Working with Time Series Regression Models for Demand Forecasting, I realized that an alternate use of the “Most Accurate Model” deployed for the same can be used to evaluate relationship between features that goes into the model as input also.
The core idea of this blog post is to highlight that a deployed time series model can also be used to evaluate the feature relationships and its impacts on the target (Sales Quantity, Demand).
We have a model, with its feature impact as follows:
Using the above concept I developed a tool (using Streamlit) which has a good uptake in the business to evaluate the price elasticity of a product based on the seasonality and other input features to the model for “Promotion Design“, “Price Optimization” and other buying activities.
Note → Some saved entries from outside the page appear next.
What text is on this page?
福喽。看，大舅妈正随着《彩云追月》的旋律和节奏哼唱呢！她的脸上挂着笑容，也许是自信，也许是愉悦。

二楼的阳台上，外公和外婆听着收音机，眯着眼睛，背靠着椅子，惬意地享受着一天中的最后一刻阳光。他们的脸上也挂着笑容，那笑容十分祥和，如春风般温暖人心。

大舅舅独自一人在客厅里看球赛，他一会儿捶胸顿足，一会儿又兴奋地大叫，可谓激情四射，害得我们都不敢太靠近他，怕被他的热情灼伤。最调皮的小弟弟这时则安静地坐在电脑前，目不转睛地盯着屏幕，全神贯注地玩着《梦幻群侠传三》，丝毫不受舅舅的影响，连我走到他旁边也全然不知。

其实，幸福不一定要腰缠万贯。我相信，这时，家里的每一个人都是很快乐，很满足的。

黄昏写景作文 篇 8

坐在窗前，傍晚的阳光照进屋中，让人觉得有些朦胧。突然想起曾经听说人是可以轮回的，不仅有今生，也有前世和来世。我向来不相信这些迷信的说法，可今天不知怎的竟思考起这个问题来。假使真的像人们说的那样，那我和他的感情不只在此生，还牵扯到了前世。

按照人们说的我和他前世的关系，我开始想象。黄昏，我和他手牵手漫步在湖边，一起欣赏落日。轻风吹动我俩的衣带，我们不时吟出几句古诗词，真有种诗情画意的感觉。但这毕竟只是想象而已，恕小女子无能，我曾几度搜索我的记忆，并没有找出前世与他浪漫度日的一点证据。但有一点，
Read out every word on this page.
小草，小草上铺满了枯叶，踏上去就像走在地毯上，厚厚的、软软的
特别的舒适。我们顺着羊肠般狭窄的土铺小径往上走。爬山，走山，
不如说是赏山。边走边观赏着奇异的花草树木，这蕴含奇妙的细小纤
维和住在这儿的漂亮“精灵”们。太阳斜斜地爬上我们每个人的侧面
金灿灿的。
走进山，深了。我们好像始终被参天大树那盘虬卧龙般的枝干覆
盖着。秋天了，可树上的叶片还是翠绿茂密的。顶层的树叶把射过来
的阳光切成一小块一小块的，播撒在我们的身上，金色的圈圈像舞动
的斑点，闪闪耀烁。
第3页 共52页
As we know, in order to produce a time series forecast we need to provide an actual set of data to the trained model in order to compute the derived features and few “known-in-advance” features, post which the model provides us the forecasted values.
So the idea was that, If users can tweak on-demand the input data set used for producing the forecast then they can easily evaluate the impact on the target.
Leading to the following app:
In the above the user can input the following:
- Product of their choice
- Store selling the product
- Simulation Price (initially populated with the current selling price)
And then once the user hits the “Simulate” the app, prepares the data block using the price value input as “Known in Advance” feature and produces the forecasted demand by the backend model rendered on the UI in the form of Chart/Table.
Using the above tool some interesting results for the price-demand simulated results are obtained:
Notes from above:
- As the price rises above from original selling price, the demand (Sales Quantity) impact is not substantial, i.e. the product sales will hold to an extent even if the price is raised (product is an essential food item)
- As we start lowering the prices the demand will jump substantially as for a great offer, customers will buy more (in order to stock the product at a great price)
- So considering the above grid for a Store-Item combination business is in better position to decide the price adjustment, to drive sales with optimal revenue
The above methodology is also great because the model is not just accounting for price change learned over time during training, but also reflecting the impact of the following on the target (Sales Quantity)
- Weather data
- Stock at store
- Previous day/week/month sales
- Macro data
- More … based on your model input chosen during demand
So to summarize, Price-elasticity is not a static measure in fast moving market and it changes over time incorporating multiple market factors, so the normal formula is not able to reflect the true picture.
Hence techniques like above can greatly yield value to the decision making.
Happy computing, and look forward to share thoughts and experiences with readers.